Мне тоже сложно сдержать себя, и даже в таком покое я глажу его твердую рельефную грудь, отлитую точно из живого камня, очерчиваю ноготком линию крепкого плеча.
— Ты оказался прав, Люков, — нахожу нужным сказать, благодарно касаясь горячей кожи обласканными губами, — это было приятно. Очень. Спасибо тебе. Поверить не могу, что я сама… Что ты захотел со мной, после всего, что видел… Ты понимаешь?
Я вскидываю голову и смотрю в темные глаза.
— Да, Воробышек.
Не разрывая взгляда, опускаю подбородок ему на грудь, тянусь ладонью к уже колючей щеке.
— Как мне жаль, что я не встретила тебя раньше. Что Игорь, а не ты стал первым. Ты должен знать, Илья: я ни о чем не жалею и очень счастлива, что узнала тебя в своей жизни. Что бы нам ни принесло завтра, я благодарна тебе за эту ночь. За то, что ты не отвернулся.
Трудные слова, возможно, лишние, но они много значат для меня, и я рада, что моей смелости хватает на то, чтобы сказать их Люкову. Если каждой девушке достается столько внимания от него, как сегодня досталось мне, то не удивительно, что они спешат вернуть его парню сторицей.
И все же мне почему-то хочется верить, что Люков такой не со всеми.

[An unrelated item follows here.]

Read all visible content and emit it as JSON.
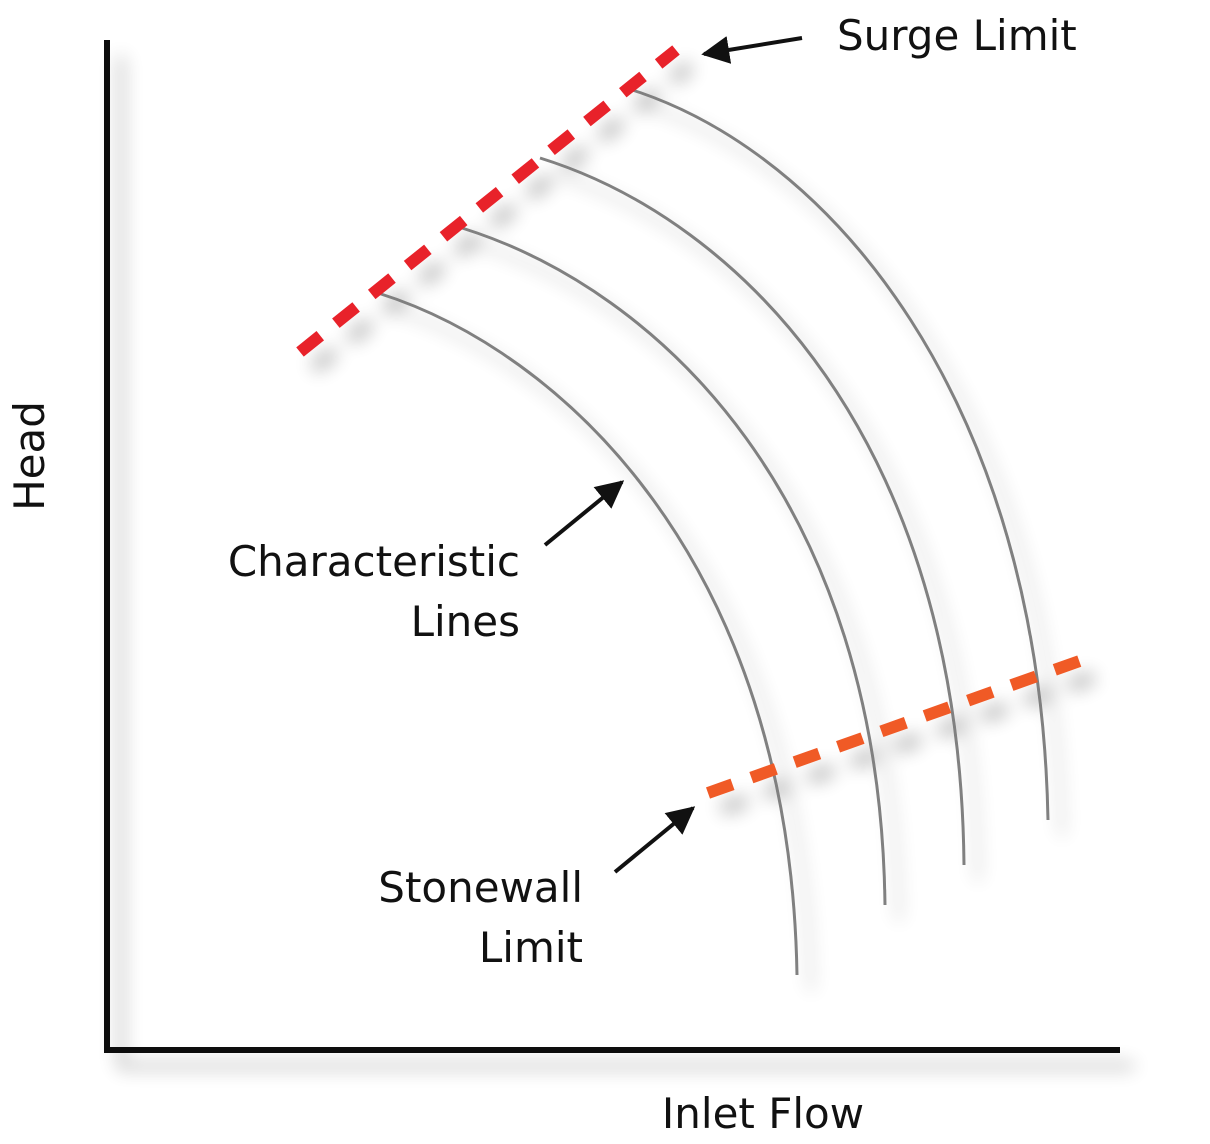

Он не отвечает, он только крепче привлекает меня к груди и согревает теплом своего горячего тела, зарываясь губами в волосы на макушке. Гладит спину, давая почувствовать, что я не одна и что сегодня для него желанна. Ловит мою руку в свою, разворачивает ладонью к себе и проводит большим пальцем по выступающей на запястье пульсирующей жилке…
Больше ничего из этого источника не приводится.